O cadastramento de trabalhadores rurais para aposentadoria, que começou com a Reforma da Previdência em 2019, ainda não chegou a 50% de cobertura após quase seis anos. Isso permite que muitos benefícios sejam concedidos apenas com autodeclaração, o que gera preocupações sobre fraudes. A reforma exigiu que a comprovação do trabalho rural fosse feita pelo Cadastro Nacional de Informações Sociais, mas a meta de inscritos não foi atingida. Enquanto isso, as concessões de aposentadorias rurais aumentaram de 294.847 em 2019 para 412.776 em 2024, um crescimento de mais de 53%, enquanto as aposentadorias urbanas caíram. Especialistas alertam que a autodeclaração pode facilitar irregularidades, especialmente em um cenário onde a população rural está diminuindo e o agronegócio se torna mais mecanizado. O gasto com benefícios rurais em 2024 foi de R$ 196,9 bilhões, um aumento de 6% em relação ao ano anterior. Além disso, decisões judiciais têm influenciado a concessão de benefícios, e o governo é criticado pela falta de rigor na análise dos pedidos. A situação atual levanta preocupações sobre o futuro da previdência rural no Brasil, especialmente com a expectativa de aumento nas aposentadorias entre 2030 e 2040, quando a população em idade ativa deve diminuir.
O cadastramento de trabalhadores rurais para aposentadoria como segurados especiais, exigido pela Reforma da Previdência de 2019, ainda não atingiu 50% de cobertura, mesmo após quase seis anos. Essa situação permite a concessão de benefícios com base em autodeclaração, levantando preocupações sobre fraudes.

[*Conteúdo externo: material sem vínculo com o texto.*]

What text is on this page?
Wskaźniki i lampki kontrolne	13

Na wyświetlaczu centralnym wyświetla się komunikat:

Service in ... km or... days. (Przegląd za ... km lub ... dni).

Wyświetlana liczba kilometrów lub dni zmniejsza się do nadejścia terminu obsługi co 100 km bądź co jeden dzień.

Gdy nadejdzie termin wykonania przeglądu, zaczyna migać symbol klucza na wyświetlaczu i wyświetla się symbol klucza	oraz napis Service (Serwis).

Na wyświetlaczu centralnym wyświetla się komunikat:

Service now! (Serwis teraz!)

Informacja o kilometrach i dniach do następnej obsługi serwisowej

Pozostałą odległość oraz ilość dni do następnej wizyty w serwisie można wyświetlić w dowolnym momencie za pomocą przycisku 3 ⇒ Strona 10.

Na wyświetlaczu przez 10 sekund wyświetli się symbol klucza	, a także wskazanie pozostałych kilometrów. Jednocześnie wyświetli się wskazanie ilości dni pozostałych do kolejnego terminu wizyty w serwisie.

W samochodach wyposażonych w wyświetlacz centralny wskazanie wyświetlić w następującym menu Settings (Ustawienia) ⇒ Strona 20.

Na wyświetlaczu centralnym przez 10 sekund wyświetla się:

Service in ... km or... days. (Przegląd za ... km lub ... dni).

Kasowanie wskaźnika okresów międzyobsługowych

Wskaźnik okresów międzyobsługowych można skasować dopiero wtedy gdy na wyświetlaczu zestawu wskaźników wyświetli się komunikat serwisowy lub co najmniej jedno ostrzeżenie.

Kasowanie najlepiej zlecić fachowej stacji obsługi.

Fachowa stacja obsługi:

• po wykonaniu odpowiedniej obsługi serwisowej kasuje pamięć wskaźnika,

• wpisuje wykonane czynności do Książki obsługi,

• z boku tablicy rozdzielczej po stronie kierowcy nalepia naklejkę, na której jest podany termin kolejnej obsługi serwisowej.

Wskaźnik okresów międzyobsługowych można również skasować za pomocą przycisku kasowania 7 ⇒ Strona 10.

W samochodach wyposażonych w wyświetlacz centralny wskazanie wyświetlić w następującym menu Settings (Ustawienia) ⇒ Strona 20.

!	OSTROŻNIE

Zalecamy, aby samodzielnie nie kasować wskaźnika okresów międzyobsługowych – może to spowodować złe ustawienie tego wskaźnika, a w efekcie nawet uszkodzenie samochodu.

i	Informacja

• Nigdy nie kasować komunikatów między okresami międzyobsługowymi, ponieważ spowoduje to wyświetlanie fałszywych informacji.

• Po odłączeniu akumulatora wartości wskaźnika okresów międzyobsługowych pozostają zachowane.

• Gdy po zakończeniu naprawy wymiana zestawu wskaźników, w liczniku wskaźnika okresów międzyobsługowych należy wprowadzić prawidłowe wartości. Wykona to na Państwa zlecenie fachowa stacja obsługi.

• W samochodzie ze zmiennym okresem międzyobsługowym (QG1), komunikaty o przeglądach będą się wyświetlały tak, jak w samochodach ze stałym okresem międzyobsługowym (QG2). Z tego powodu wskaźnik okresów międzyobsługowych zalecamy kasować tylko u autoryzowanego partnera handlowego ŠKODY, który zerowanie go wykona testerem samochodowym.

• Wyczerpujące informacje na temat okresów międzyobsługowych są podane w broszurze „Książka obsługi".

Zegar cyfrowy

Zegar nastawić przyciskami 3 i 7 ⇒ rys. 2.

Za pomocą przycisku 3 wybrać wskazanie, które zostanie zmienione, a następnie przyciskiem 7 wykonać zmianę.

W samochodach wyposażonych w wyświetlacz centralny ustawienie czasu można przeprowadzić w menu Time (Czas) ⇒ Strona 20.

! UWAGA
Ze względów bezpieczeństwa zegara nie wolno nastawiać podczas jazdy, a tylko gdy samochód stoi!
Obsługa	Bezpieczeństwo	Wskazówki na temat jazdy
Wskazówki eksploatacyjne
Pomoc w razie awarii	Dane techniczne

A reforma estabeleceu que a comprovação do exercício da atividade rural deve ser feita através do Cadastro Nacional de Informações Sociais (CNIS). No entanto, a meta de cobertura não foi alcançada, resultando na continuidade da concessão de aposentadorias sem a verificação adequada. A Dataprev, responsável pela implementação do cadastro, não forneceu números atualizados sobre o total de inscritos.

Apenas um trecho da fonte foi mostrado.